At the same time, however, there was the talmudic telling of how, when the rabbis captured and imprisoned the yetzer ha-ra (the “evil urge” — lust, selfishness, competitiveness), the result was a world without growth, without striving, without creativity — because, as the rabbis concluded, it is in the nature of human beings that “without the evil urge, no one would build a house, marry, have children, or engage in trade.” There was the warning of Sanhedrin 97a: “All the calculated dates of redemption have passed, and now the matter depends upon teshuvah and mitzvot” — a teaching that for me thoroughly contradicted the Marxist “calculation” of the historical inevitability of socialism (after the self-devouring of capitalism) and therefore expunged my politics of a certain “history’s-on-my-side” arrogance. There was the Torah’s resignation to the idea that the poor will always be with us, and that our individual responsibility to alleviate poverty and social distress does not end when the government passes a welfare program. These and many other Jewish teachings challenged me to reconcile the undeniable social reality of economics with the self-interested, status-seeking reality of human beings — to move beyond a class-struggle analysis toward a more universalistic sense of human responsibility; to unleash my natural inclination toward utopian socialism and set aside the “scientific” pretenses of Marxism; and to properly fear, and never ignore, the relationship between “planning” and “coercion,” between the rights of the collective and the liberties of the individual.

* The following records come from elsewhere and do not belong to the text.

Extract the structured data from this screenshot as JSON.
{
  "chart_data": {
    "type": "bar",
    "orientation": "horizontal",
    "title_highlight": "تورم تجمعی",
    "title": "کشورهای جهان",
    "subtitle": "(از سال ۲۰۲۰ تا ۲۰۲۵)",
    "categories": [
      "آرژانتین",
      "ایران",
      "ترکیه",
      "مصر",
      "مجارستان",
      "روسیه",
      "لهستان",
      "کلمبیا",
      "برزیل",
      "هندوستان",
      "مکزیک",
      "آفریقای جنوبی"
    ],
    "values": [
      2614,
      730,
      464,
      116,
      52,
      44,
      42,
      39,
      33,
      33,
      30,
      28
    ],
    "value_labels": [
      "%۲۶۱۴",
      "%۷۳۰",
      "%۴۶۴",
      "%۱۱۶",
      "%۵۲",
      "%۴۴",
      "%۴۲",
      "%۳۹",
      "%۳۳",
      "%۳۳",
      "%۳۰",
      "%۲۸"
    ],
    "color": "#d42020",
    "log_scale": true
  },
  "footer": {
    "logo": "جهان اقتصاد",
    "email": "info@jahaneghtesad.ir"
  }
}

In short, there were aspects of Jewish philosophy and our religious tradition that helped to teach me to be as cautious about the dangers of embracing socialism as I am about the dangers of living with the anarchic, idolatrous individualism of capitalism — cautious, but not paralyzed, because as both Karl Marx and the sages of the Talmud said (Kiddushin 40b), what counts is not just contemplating the world, but changing it.
Change it we must; it’s time. A system ruled by small, oligarchic boards of directors will never be adequately responsive to the needs of the majority. A system that is structurally concerned only with the creation of profit — and that now permits 85 individual families to own as much wealth as half the planet’s human households combined, according to Oxfam — will never adequately cultivate human potential in all of its diversity. Moreover, our planet cannot bear the rapaciousness of capitalistic growth and innovation for very much longer.
I believe it’s time, once again, to risk capturing the yetzer ha-ra of capitalism: to establish a decent standard of living for all people regardless of how educated, innovative, or otherwise “worthy” they are; to tax great wealth at much higher levels in order to fund our communal needs; to evaluate products for their ethical, social, and environmental impact before turning them loose in the marketplace; to explore non-growth economic models for the sake of environmental sustainability; and much, much more.
With Hillel looking over my shoulder, however, I would have us experiment with such innovations cautiously and democratically, motivated more by visions of possibility than by mere rage at the status quo — and I would have us preserve the memory of those millions killed in the socialist past, not in order to paralyze our activism, but in order to remember how very complicated it will be to build a humane, democratic socialism.